Differences in immunoregulatory cytokine expression patterns in the systemic and genital tract compartments of HIV-1-infected commercial sex workers in Benin

Abstract

Initial exposure to human immunodeficiency virus type 1 (HIV-1) during heterosexual transmission occurs in the genital tract. Although much of the literature on the immune response to HIV-1 infection is based on studies performed at the systemic level, our understanding of tissue-specific immunity is lacking. Levels of both genital mucosal and blood interleukin (IL)-2, IL-4, IL-6, IL-10, tumor necrosis factor (TNF)-alpha, and interferon (IFN)-gamma production were compared between 57 HIV-1-uninfected and 52 HIV-1-infected female commercial sex workers (CSWs) as well as 73 HIV-1-uninfected non-CSW control women at low risk for exposure. HIV-1-infected CSWs had significantly higher genital mucosal levels of TNF-alpha and IFN-gamma compared with those in both the HIV-uninfected CSW and non-CSW groups. In contrast, the serum levels of all the cytokines tested were lower in HIV-1-infected CSWs compared with those in the other groups. The increased production of genital mucosal pro-inflammatory cytokines in HIV-1-infected CSWs possibly reflects susceptibility to HIV-1 infection and disease progression/perpetuation at the initial site of exposure.

Figure 1

Distribution of IL-2, IL-6, IL-10, TNF-α, and IFN-γ CVL levels according to the study groups. CVL cytokine levels were quantified by BD Cytometric Bead Array and normalized to a standard curve.

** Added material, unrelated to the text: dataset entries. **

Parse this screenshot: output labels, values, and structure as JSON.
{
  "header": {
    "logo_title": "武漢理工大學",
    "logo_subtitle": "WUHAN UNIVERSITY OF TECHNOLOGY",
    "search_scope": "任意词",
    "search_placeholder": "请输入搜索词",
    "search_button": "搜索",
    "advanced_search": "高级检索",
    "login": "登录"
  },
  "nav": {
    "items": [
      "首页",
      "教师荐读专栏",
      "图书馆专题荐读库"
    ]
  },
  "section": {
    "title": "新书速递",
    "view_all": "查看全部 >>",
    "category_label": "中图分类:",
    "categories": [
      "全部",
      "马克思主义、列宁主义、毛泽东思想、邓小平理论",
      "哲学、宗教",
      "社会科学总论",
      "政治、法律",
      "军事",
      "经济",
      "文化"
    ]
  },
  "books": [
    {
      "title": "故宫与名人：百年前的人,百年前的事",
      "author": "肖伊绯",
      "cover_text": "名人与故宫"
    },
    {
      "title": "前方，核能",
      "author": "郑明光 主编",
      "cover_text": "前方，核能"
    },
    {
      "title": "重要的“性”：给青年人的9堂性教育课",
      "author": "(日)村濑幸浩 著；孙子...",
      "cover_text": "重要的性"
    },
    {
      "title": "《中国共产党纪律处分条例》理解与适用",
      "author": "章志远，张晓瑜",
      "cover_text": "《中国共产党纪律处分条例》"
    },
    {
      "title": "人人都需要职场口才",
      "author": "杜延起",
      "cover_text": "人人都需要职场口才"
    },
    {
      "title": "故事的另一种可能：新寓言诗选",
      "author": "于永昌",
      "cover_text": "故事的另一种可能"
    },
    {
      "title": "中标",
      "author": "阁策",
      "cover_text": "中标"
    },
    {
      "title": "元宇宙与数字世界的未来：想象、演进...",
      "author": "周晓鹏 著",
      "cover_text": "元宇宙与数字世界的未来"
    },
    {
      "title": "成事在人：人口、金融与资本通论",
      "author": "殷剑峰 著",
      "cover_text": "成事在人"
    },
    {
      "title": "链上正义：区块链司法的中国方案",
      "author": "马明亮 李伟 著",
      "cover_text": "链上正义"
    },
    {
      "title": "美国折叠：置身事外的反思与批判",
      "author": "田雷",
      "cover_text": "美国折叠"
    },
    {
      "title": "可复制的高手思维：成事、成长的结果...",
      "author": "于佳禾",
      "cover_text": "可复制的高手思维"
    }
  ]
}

The LDL for each assay was 2.6 pg ml⁻ for IL-2, 3.0 pg ml⁻¹ for IL-6, 2.8 pg ml⁻¹ for IL-10 and TNF-α, and 7.1 pg ml⁻¹ for IFN-γ. Sample measurements below the LDL were assigned a value of 0. Values are expressed in pg ml⁻¹. Owing to the high number of samples below the assay LDL, cytokine levels were dichotomized as detectable and undetectable in all analyses. Comparisons of the cytokine detection rates (% of women producing cytokine levels above the LDL) between two study groups were examined with the χ² test. Significant (or near significant) differences in the cytokine detection rates between the two groups are shown. Differences that were not statistically significant are not illustrated. CVL, cervicovaginal lavage; IFN, interferon; IL, interleukin; LDL, lower detection limit; TNF, tumor necrosis factor.

Figure 2

Distribution of IL-2, IL-4, IL-6, IL-10, TNF-α, and IFN-γ serum levels according to the study groups. Serum cytokine levels were quantified by BD Cytometric Bead Array and normalized to a standard curve. The LDL for each assay was 2.6 pg ml⁻¹ for IL-2 and IL-4, 3.0 pg ml⁻¹ for IL-6, 2.8 pg ml⁻¹ for IL-10 and TNF-α, and 7.1 pg ml⁻¹ for IFN-γ. Sample measurements below the LDL were assigned a value of 0. Values are expressed in pg ml⁻¹. Owing to the high number of samples below the assay LDL, cytokine levels were dichotomized as detectable and undetectable in all analyses. Comparisons of the cytokine detection rates (% of women producing cytokine levels above the LDL) between two study groups were examined with the χ² test. Significant (or near significant) differences in the cytokine detection rates between the two groups are shown. Differences that were not statistically significant are not illustrated. IFN, interferon; IL, interleukin; LDL, lower detection limit; TNF, tumor necrosis factor.